The brokerage has said, “Domestic demand is witnessing a gradual recovery led by the OEM segment, while replacement volume is flat. Overall India utilization was ~80%, with PCR on the higher side vs TBR at ~75%. Andhra Pradesh Phase-II capacity will be on-stream by adding 1.7k TPD capacity in the coming quarters.APTY is using AI and ML to enhance productivity and enhance its capacity to grow without relying heavily on incremental capacity addition. The EU is currently operating at ~85% utilization levels and the Hungarian plant is expected to improve production with the de-bottlenecking exercise.”

According to ICICI Securities, “The company has increased prices in India by 3-4% in a span of 45 days (from the last six months) as compared to a quarter ago. Raw material prices still high. However, APTY expects raw material basket (RMB) inflation to continue till Q2FY23. APTY is targeting exports to contribute 20% of sales with a strong presence in Southeast Asia, Middle East and ASEAN markets. APTY has also added geographic regions of the US and the European Union.”
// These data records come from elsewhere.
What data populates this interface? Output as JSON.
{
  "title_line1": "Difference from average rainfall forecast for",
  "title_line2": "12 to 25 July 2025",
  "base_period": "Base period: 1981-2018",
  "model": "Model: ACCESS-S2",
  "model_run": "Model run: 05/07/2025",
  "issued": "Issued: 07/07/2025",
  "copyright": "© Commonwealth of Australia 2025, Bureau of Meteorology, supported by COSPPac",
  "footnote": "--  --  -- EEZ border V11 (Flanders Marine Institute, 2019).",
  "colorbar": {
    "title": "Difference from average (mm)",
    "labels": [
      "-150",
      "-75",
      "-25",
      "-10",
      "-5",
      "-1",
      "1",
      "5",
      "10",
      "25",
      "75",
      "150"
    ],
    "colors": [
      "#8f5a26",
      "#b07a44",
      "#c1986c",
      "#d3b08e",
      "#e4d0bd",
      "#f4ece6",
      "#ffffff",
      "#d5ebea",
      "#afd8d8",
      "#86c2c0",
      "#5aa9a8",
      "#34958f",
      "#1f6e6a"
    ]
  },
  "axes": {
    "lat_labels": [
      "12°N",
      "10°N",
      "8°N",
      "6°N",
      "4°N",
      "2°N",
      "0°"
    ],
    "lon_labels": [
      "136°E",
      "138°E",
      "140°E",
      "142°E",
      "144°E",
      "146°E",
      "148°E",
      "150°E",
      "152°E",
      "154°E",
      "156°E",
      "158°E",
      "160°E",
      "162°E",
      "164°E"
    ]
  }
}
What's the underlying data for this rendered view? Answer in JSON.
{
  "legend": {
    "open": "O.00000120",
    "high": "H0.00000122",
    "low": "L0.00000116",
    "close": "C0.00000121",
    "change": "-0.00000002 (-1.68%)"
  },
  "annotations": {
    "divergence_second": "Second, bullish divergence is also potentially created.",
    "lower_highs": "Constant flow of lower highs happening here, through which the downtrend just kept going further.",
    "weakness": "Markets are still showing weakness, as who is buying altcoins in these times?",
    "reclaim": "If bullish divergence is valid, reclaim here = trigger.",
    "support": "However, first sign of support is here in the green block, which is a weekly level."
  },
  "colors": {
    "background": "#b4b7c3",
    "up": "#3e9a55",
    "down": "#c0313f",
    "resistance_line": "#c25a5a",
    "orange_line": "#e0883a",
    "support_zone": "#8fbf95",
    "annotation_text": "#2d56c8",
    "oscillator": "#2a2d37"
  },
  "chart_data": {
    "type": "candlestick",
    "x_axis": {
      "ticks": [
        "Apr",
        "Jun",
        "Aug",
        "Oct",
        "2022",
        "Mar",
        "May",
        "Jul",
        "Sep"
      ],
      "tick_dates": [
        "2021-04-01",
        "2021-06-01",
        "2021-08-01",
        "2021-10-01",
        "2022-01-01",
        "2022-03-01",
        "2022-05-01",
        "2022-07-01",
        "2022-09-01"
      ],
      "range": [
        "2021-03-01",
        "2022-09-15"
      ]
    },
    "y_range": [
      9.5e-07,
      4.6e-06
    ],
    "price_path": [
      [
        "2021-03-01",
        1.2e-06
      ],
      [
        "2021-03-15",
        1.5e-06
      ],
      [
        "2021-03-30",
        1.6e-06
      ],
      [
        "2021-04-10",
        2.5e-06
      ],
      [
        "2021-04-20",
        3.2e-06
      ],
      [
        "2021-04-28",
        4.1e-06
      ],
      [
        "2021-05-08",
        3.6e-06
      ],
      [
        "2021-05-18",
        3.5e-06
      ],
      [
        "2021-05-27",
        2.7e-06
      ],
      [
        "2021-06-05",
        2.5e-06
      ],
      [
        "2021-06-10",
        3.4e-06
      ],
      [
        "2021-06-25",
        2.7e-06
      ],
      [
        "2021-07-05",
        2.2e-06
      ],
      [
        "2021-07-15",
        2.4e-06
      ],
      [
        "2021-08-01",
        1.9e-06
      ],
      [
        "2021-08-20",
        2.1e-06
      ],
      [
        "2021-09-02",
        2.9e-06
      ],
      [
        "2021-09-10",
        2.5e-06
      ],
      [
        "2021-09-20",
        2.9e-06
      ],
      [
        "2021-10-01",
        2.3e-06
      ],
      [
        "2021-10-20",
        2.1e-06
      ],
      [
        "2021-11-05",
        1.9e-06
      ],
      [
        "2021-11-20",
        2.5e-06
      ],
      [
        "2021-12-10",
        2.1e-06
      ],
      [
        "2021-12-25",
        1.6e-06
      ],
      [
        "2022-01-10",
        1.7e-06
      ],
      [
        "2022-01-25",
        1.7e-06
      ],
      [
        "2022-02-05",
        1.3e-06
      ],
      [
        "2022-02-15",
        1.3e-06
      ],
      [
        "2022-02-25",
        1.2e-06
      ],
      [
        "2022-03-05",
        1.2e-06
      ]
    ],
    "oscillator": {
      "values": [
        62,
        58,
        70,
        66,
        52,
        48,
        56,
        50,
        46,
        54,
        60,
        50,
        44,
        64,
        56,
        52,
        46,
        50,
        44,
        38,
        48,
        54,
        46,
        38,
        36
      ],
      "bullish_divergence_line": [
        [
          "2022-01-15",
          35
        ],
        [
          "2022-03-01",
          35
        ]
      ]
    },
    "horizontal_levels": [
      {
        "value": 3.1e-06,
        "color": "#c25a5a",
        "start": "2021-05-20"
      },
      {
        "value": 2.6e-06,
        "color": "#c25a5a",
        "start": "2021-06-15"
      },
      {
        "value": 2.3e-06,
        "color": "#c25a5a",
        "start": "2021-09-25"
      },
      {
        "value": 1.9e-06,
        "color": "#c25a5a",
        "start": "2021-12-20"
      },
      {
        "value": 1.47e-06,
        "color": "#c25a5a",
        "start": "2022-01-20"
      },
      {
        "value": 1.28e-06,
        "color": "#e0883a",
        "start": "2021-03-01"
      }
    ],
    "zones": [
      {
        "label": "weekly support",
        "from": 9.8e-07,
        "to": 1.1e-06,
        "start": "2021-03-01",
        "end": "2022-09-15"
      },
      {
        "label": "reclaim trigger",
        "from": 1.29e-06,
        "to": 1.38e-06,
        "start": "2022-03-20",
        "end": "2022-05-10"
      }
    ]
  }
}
“Despite taking a higher price hike than competitors, Vredestein was able to outperform the EU replacement market. This allows Vredestein to be able to add new markets to Eastern Europe as a dependency of select competitors sourcing tires from Russia. In the EU, OHT/Agri and premium PCR tires will continue to be under the Veredestine brand and low-end PCR and industrial tires will be under the Apollo brand to maintain product differentiation and avoid cannibalism. India Maintenance in FY23 capex expected to be EU maintenance capex of Rs3bn-3.5bn vs EUR30mn-35mn With 2 consecutive years of positive FCF in FY2011-FY22, despite RM inflationary pressures, and further growth no big deal for capex Not planned, FCF is likely to improve significantly, thus, further reducing financial leverage,” the brokerage said.

“Apollo Tires’ (APTY) is witnessing a pick-up in demand in the tipper, ICV segment, thereby driving the demand for T&B tyres. At ~1,000TPD TBR capacity, up to ~75%,” ICICI Securities claimed. The current capacity utilization is giving APTY visibility to absorb growth in FY23-FY24E without investing for incremental capacity in TBR. Maintain BUY with unchanged DCF-based target price of Rs 305, which means 13x FY24E earnings. “

The views and recommendations given above are those of individual analysts or broking companies and not of Mint.